Os esconderijos são inumeráveis, a salvação apenas uma, mas as possibilidades de salvação, por sua vez, são tantas quanto os esconderijos. Existe um objectivo, mas nenhum caminho; o que chamamos de caminho é hesitação.

O Instante Decisivo da Evolução Humana

O instante decisivo da evolução humana dura sempre. Eis porque os movimentos espirituais e revolucionários declaram nulo tudo o que os precede produzido outrora, fazem-no com razão porque ainda nada foi.

Tudo é fantasia, a família, o escritório, os amigos, a rua, tudo fantasia, mais longe ou mais perto, a mulher; mas a verdade que está mais perto é só esta, é bater com a cabeça na parede de uma cela sem janelas e sem portas.

As sereias, porém, possuem uma arma ainda mais terrível do que seu canto: seu silêncio.

Não descubro em mim nada a não ser mesquinhez, indecisão, inveja e ódio contra os que estão a lutar e a quem eu apaixonadamente desejo todo o mal.

Apenas se deveriam ler os livros que nos picam e que nos mordem.

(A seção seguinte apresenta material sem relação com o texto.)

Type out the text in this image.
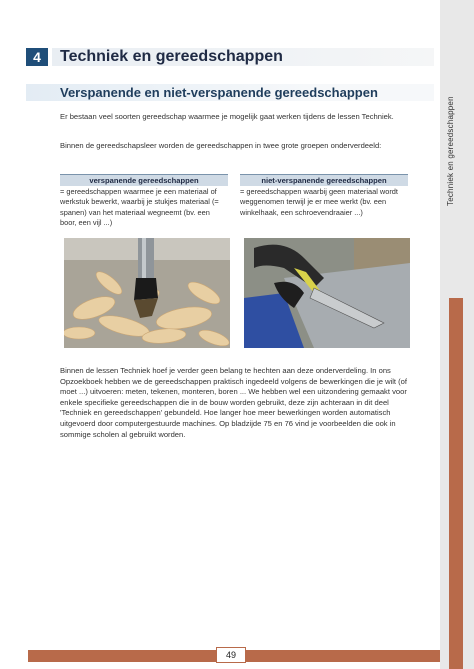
Techniek en gereedschappen
4	Techniek en gereedschappen
Verspanende en niet-verspanende gereedschappen
Er bestaan veel soorten gereedschap waarmee je mogelijk gaat werken tijdens de lessen Techniek.
Binnen de gereedschapsleer worden de gereedschappen in twee grote groepen onderverdeeld:
verspanende gereedschappen
= gereedschappen waarmee je een materiaal of werkstuk bewerkt, waarbij je stukjes materiaal (= spanen) van het materiaal wegneemt (bv. een boor, een vijl ...)
niet-verspanende gereedschappen
= gereedschappen waarbij geen materiaal wordt weggenomen terwijl je er mee werkt (bv. een winkelhaak, een schroevendraaier ...)
Binnen de lessen Techniek hoef je verder geen belang te hechten aan deze onderverdeling. In ons Opzoekboek hebben we de gereedschappen praktisch ingedeeld volgens de bewerkingen die je wilt (of moet ...) uitvoeren: meten, tekenen, monteren, boren ... We hebben wel een uitzondering gemaakt voor enkele specifieke gereedschappen die in de bouw worden gebruikt, deze zijn achteraan in dit deel 'Techniek en gereedschappen' gebundeld. Hoe langer hoe meer bewerkingen worden automatisch uitgevoerd door computergestuurde machines. Op bladzijde 75 en 76 vind je voorbeelden die ook in sommige scholen al gebruikt worden.
49
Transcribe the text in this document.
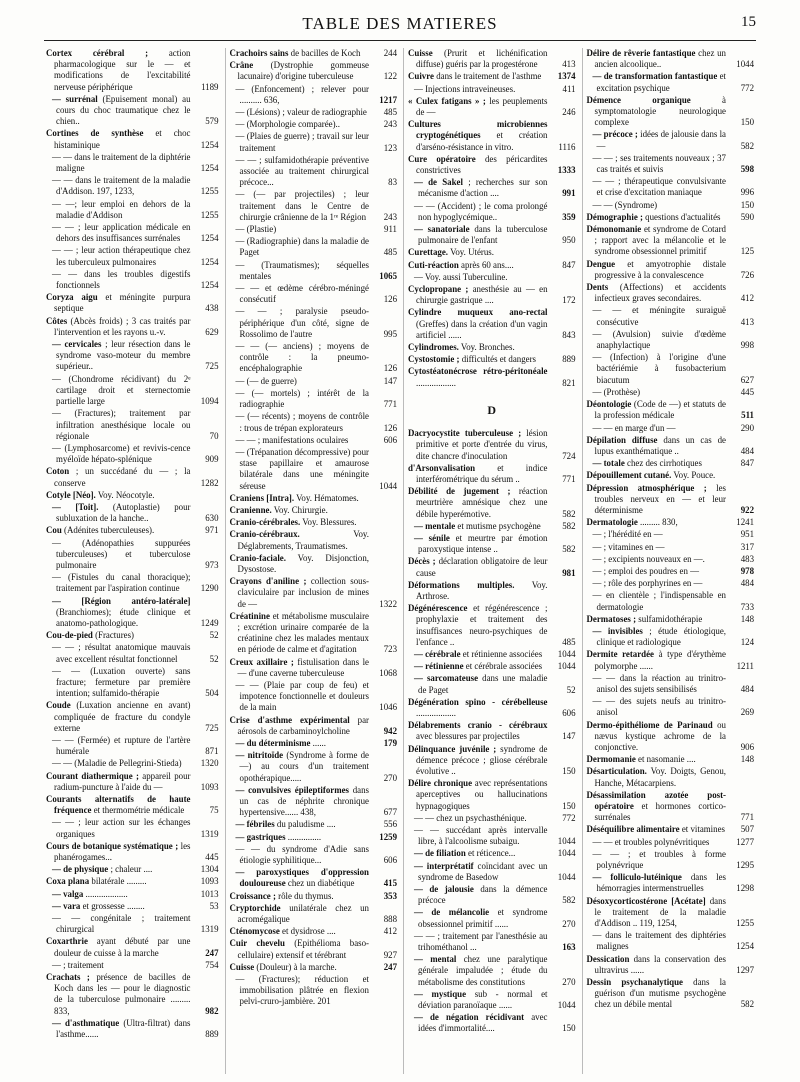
TABLE DES MATIERES	15
Cortex cérébral ; action pharmacologique sur le — et modifications de l'excitabilité nerveuse périphérique	1189
— surrénal (Epuisement monal) au cours du choc traumatique chez le chien..	579
Cortines de synthèse et choc histaminique	1254
— — dans le traitement de la diphtérie maligne	1254
— — dans le traitement de la maladie d'Addison. 197, 1233,	1255
— —; leur emploi en dehors de la maladie d'Addison	1255
— — ; leur application médicale en dehors des insuffisances surrénales	1254
— — ; leur action thérapeutique chez les tuberculeux pulmonaires	1254
— — dans les troubles digestifs fonctionnels	1254
Coryza aigu et méningite purpura septique	438
Côtes (Abcès froids) ; 3 cas traités par l'intervention et les rayons u.-v.	629
— cervicales ; leur résection dans le syndrome vaso-moteur du membre supérieur..	725
— (Chondrome récidivant) du 2ᵉ cartilage droit et sternectomie partielle large	1094
— (Fractures); traitement par infiltration anesthésique locale ou régionale	70
— (Lymphosarcome) et revivis-cence myéloïde hépato-splénique	909
Coton ; un succédané du — ; la conserve	1282
Cotyle [Néo]. Voy. Néocotyle.
— [Toit]. (Autoplastie) pour subluxation de la hanche..	630
Cou (Adénites tuberculeuses).	971
— (Adénopathies suppurées tuberculeuses) et tuberculose pulmonaire	973
— (Fistules du canal thoracique); traitement par l'aspiration continue	1290
— [Région antéro-latérale] (Branchiomes); étude clinique et anatomo-pathologique.	1249
Cou-de-pied (Fractures)	52
— — ; résultat anatomique mauvais avec excellent résultat fonctionnel	52
— — (Luxation ouverte) sans fracture; fermeture par première intention; sulfamido-thérapie	504
Coude (Luxation ancienne en avant) compliquée de fracture du condyle externe	725
— — (Fermée) et rupture de l'artère humérale	871
— — (Maladie de Pellegrini-Stieda)	1320
Courant diathermique ; appareil pour radium-puncture à l'aide du —	1093
Courants alternatifs de haute fréquence et thermométrie médicale	75
— — ; leur action sur les échanges organiques	1319
Cours de botanique systématique ; les phanérogames...	445
— de physique ; chaleur ....	1304
Coxa plana bilatérale .........	1093
— valga ...................	1013
— vara et grossesse ........	53
— — congénitale ; traitement chirurgical	1319
Coxarthrie ayant débuté par une douleur de cuisse à la marche	247
— ; traitement	754
Crachats ; présence de bacilles de Koch dans les — pour le diagnostic de la tuberculose pulmonaire ......... 833,	982
— d'asthmatique (Ultra-filtrat) dans l'asthme......	889
Crachoirs sains de bacilles de Koch	244
Crâne (Dystrophie gommeuse lacunaire) d'origine tuberculeuse	122
— (Enfoncement) ; relever pour .......... 636,	1217
— (Lésions) ; valeur de radiographie	485
— (Morphologie comparée)..	243
— (Plaies de guerre) ; travail sur leur traitement	123
— — ; sulfamidothérapie préventive associée au traitement chirurgical précoce...	83
— (— par projectiles) ; leur traitement dans le Centre de chirurgie crânienne de la 1ʳᵉ Région	243
— (Plastie)	911
— (Radiographie) dans la maladie de Paget	485
— (Traumatismes); séquelles mentales	1065
— — et œdème cérébro-méningé consécutif	126
— — ; paralysie pseudo-périphérique d'un côté, signe de Rossolimo de l'autre	995
— — (— anciens) ; moyens de contrôle : la pneumo-encéphalographie	126
— (— de guerre)	147
— (— mortels) ; intérêt de la radiographie	771
— (— récents) ; moyens de contrôle : trous de trépan explorateurs	126
— — ; manifestations oculaires	606
— (Trépanation décompressive) pour stase papillaire et amaurose bilatérale dans une méningite séreuse	1044
Craniens [Intra]. Voy. Hématomes.
Cranienne. Voy. Chirurgie.
Cranio-cérébrales. Voy. Blessures.
Cranio-cérébraux. Voy. Déglabrements, Traumatismes.
Cranio-faciale. Voy. Disjonction, Dysostose.
Crayons d'aniline ; collection sous-claviculaire par inclusion de mines de —	1322
Créatinine et métabolisme musculaire ; excrétion urinaire comparée de la créatinine chez les malades mentaux en période de calme et d'agitation	723
Creux axillaire ; fistulisation dans le — d'une caverne tuberculeuse	1068
— — (Plaie par coup de feu) et impotence fonctionnelle et douleurs de la main	1046
Crise d'asthme expérimental par aérosols de carbaminoylcholine	942
— du déterminisme ......	179
— nitritoïde (Syndrome à forme de —) au cours d'un traitement opothérapique.....	270
— convulsives épileptiformes dans un cas de néphrite chronique hypertensive...... 438,	677
— fébriles du paludisme ....	556
— gastriques ...............	1259
— — du syndrome d'Adie sans étiologie syphilitique...	606
— paroxystiques d'oppression douloureuse chez un diabétique	415
Croissance ; rôle du thymus.	353
Cryptorchide unilatérale chez un acromégalique	888
Cténomycose et dysidrose ....	412
Cuir chevelu (Epithélioma baso-cellulaire) extensif et térébrant	927
Cuisse (Douleur) à la marche.	247
— (Fractures); réduction et immobilisation plâtrée en flexion pelvi-cruro-jambière. 201
Cuisse (Prurit et lichénification diffuse) guéris par la progestérone	413
Cuivre dans le traitement de l'asthme	1374
— Injections intraveineuses.	411
« Culex fatigans » ; les peuplements de —	246
Cultures microbiennes cryptogénétiques et création d'arséno-résistance in vitro.	1116
Cure opératoire des péricardites constrictives	1333
— de Sakel ; recherches sur son mécanisme d'action ....	991
— — (Accident) ; le coma prolongé non hypoglycémique..	359
— sanatoriale dans la tuberculose pulmonaire de l'enfant	950
Curettage. Voy. Utérus.
Cuti-réaction après 60 ans....	847
— Voy. aussi Tuberculine.
Cyclopropane ; anesthésie au — en chirurgie gastrique ....	172
Cylindre muqueux ano-rectal (Greffes) dans la création d'un vagin artificiel ......	843
Cylindromes. Voy. Bronches.
Cystostomie ; difficultés et dangers	889
Cytostéatonécrose rétro-péritonéale ..................	821
D
Dacryocystite tuberculeuse ; lésion primitive et porte d'entrée du virus, dite chancre d'inoculation	724
d'Arsonvalisation et indice interférométrique du sérum ..	771
Débilité de jugement ; réaction meurtrière amnésique chez une débile hyperémotive.	582
— mentale et mutisme psychogène	582
— sénile et meurtre par émotion paroxystique intense ..	582
Décès ; déclaration obligatoire de leur cause	981
Déformations multiples. Voy. Arthrose.
Dégénérescence et régénérescence ; prophylaxie et traitement des insuffisances neuro-psychiques de l'enfance ..	485
— cérébrale et rétinienne associées	1044
— rétinienne et cérébrale associées	1044
— sarcomateuse dans une maladie de Paget	52
Dégénération spino - cérébelleuse ..................	606
Délabrements cranio - cérébraux avec blessures par projectiles	147
Délinquance juvénile ; syndrome de démence précoce ; gliose cérébrale évolutive ..	150
Délire chronique avec représentations aperceptives ou hallucinations hypnagogiques	150
— — chez un psychasthénique.	772
— — succédant après intervalle libre, à l'alcoolisme subaigu.	1044
— de filiation et réticence...	1044
— interprétatif coïncidant avec un syndrome de Basedow	1044
— de jalousie dans la démence précoce	582
— de mélancolie et syndrome obsessionnel primitif ......	270
— — ; traitement par l'anesthésie au trihométhanol ...	163
— mental chez une paralytique générale impaludée ; étude du métabolisme des constitutions	270
— mystique sub - normal et déviation paranoïaque ......	1044
— de négation récidivant avec idées d'immortalité....	150
Délire de rêverie fantastique chez un ancien alcoolique..	1044
— de transformation fantastique et excitation psychique	772
Démence organique à symptomatologie neurologique complexe	150
— précoce ; idées de jalousie dans la —	582
— — ; ses traitements nouveaux ; 37 cas traités et suivis	598
— — ; thérapeutique convulsivante et crise d'excitation maniaque	996
— — (Syndrome)	150
Démographie ; questions d'actualités	590
Démonomanie et syndrome de Cotard ; rapport avec la mélancolie et le syndrome obsessionnel primitif	125
Dengue et amyotrophie distale progressive à la convalescence	726
Dents (Affections) et accidents infectieux graves secondaires.	412
— — et méningite suraiguë consécutive	413
— (Avulsion) suivie d'œdème anaphylactique	998
— (Infection) à l'origine d'une bactériémie à fusobacterium biacutum	627
— (Prothèse)	445
Déontologie (Code de —) et statuts de la profession médicale	511
— — en marge d'un —	290
Dépilation diffuse dans un cas de lupus exanthématique ..	484
— totale chez des cirrhotiques	847
Dépouillement cutané. Voy. Pouce.
Dépression atmosphérique ; les troubles nerveux en — et leur déterminisme	922
Dermatologie ......... 830,	1241
— ; l'hérédité en —	951
— ; vitamines en —	317
— ; excipients nouveaux en —.	483
— ; emploi des poudres en —	978
— ; rôle des porphyrines en —	484
— en clientèle ; l'indispensable en dermatologie	733
Dermatoses ; sulfamidothérapie	148
— invisibles ; étude étiologique, clinique et radiologique	124
Dermite retardée à type d'érythème polymorphe ......	1211
— — dans la réaction au trinitro-anisol des sujets sensibilisés	484
— — des sujets neufs au trinitro-anisol	269
Dermo-épithéliome de Parinaud ou nævus kystique achrome de la conjonctive.	906
Dermomanie et nasomanie ....	148
Désarticulation. Voy. Doigts, Genou, Hanche, Métacarpiens.
Désassimilation azotée post-opératoire et hormones cortico-surrénales	771
Déséquilibre alimentaire et vitamines	507
— — et troubles polynévritiques	1277
— — ; et troubles à forme polynévrique	1295
— folliculo-lutéinique dans les hémorragies intermenstruelles	1298
Désoxycorticostérone [Acétate] dans le traitement de la maladie d'Addison .. 119, 1254,	1255
— dans le traitement des diphtéries malignes	1254
Dessication dans la conservation des ultravirus ......	1297
Dessin psychanalytique dans la guérison d'un mutisme psychogène chez un débile mental	582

Se o livro que lemos não nos desperta como um murro no crânio, para quê lê-lo?

De alguma forma eu lutava contra sensações que continham pura abstração e nenhum gesto dirigido ao mundo atual.

Quem, dentro do mundo, ama o próximo, não está mais nem menos certo do que quem, dentro do mundo, se ama a si mesmo. Resta só a pergunta sobre se o primeiro deles é possível.

É possível que a razão e o desejo descubram primeiro aos meus olhos o perfil nú do futuro, e que eu de facto me mova passo a passo para este mesmo futuro apenas debaixo dos seus empurrões e dos seus golpes inexoráveis?